The Guild has yet to craft a formal response and, according to Connolly, no date has been set for the next contract bargaining meeting. The organization is now considering its options and is working to educate the public about what’s in the final offer and what it might mean for employees -- and the newspaper's readers and advertisers.
The CA's most recent offer includes immediate employee raises of 4 percent, 3 percent one year later, and 2 percent a year after that. That should be welcome news, considering the number of years Guild employees have gone without a raise.
“That might seem like good news, especially in a weak economy,” Connolly says. “But the bad news is that the company wants the right to fire everyone and outsource everything. And a 4 percent raise on a salary of zero is zero.”
The CA has seen numerous layoffs in recent years. Like many over-leveraged American newspaper companies, the newspaper's parent company, E.W. Scripps Co. has been engaged in a steady process of outsourcing and consolidation.

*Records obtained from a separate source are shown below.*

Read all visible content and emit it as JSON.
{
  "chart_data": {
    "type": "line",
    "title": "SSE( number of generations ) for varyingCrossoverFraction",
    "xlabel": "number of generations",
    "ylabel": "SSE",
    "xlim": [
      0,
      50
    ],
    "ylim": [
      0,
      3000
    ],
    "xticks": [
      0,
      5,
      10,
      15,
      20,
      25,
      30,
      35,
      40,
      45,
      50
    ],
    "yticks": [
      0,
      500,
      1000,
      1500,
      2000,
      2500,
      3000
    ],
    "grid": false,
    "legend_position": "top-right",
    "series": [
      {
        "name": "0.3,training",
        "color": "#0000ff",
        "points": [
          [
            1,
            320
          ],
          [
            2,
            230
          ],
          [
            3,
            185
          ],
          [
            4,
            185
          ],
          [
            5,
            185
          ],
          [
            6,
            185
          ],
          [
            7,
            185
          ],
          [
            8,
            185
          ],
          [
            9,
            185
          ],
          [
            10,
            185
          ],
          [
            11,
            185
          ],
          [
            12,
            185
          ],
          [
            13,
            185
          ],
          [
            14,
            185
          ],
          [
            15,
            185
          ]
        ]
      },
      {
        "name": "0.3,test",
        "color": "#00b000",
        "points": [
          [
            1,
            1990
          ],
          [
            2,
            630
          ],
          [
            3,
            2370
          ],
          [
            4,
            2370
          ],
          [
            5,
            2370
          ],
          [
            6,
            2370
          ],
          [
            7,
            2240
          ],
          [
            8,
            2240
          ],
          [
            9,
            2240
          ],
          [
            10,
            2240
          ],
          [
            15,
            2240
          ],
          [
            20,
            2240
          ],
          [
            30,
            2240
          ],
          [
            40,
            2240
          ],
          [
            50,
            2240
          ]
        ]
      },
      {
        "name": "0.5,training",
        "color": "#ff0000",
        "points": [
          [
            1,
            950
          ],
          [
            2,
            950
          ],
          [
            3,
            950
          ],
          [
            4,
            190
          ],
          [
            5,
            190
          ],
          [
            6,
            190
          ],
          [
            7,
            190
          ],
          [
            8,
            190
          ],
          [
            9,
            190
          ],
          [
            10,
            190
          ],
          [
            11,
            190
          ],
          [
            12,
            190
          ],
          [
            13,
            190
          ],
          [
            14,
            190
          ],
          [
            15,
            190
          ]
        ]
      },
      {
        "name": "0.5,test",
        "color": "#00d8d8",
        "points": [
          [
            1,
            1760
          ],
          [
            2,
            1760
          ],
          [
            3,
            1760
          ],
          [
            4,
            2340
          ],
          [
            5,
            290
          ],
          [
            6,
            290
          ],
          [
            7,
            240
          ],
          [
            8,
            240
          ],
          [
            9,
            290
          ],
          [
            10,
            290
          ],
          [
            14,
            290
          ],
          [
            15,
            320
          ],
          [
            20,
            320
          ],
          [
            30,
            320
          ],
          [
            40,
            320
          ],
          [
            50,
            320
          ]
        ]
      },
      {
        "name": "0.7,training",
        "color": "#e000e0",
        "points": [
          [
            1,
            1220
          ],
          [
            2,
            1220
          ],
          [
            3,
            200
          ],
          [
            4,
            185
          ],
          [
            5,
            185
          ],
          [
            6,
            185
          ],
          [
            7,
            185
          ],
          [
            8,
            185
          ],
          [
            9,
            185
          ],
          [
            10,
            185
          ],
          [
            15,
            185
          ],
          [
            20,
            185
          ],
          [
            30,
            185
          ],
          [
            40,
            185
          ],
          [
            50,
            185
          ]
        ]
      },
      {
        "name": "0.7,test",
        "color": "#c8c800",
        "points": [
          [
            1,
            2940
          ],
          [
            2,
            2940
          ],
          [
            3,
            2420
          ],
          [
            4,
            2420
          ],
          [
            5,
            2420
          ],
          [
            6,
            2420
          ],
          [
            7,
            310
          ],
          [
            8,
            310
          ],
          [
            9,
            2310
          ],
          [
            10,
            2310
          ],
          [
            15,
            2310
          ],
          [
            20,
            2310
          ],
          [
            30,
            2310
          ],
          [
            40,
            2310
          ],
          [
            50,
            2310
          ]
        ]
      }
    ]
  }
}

Some of the company's accounting work has been turned over the Indian company Infosys. Connolly says the Scripps chain is also centralizing its copy editing and design operations. “Those jobs are particularly vulnerable to future outsourcing,” he says, noting that those are some of the areas hardest hit by layoffs. It's the Guild's opinion that the outsourcing of these positions hasn’t happened yet because of the current contract.
In the past, the Guild has become increasingly concerned with the amount of editorial work being done by freelancers. “Every time you see the phrase “special to The Commercial Appeal” in a reporter’s byline, you’re reading work by someone who doesn’t receive health insurance and other benefits from The Commercial Appeal,” Connolly says, adding that that the company’s use of freelancers is currently pushing “the outer limits” of what the contract allows. "Special to The Commercial Appeal” may also indicate that an article has been submitted by a reader or a publicist, not a professional freelance writer. Those contributors are unpaid.
“I personally believe the company has crossed the line,” he says. “We believe that the outsourcing of news work to freelancers would accelerate if the company receives the unlimited right to do it. Staff reporters like me would likely be laid off, lose our health insurance and other benefits, and be told that we could continue as freelancers.
“On a personal note, I want to add that I have a wonderful job and I have good bosses, and that I want The Commercial Appeal to succeed,” Connolly says. “And there’s a way to make that happen that doesn’t involve mass layoffs and shipping out jobs to other countries and states.”
In addition to layoffs, in recent years the CA has scaled back its home delivery operations and shrunk the size of its physical product. Company representatives have repeatedly told employees that in spite of decreased ad revenue it continues to be profitable.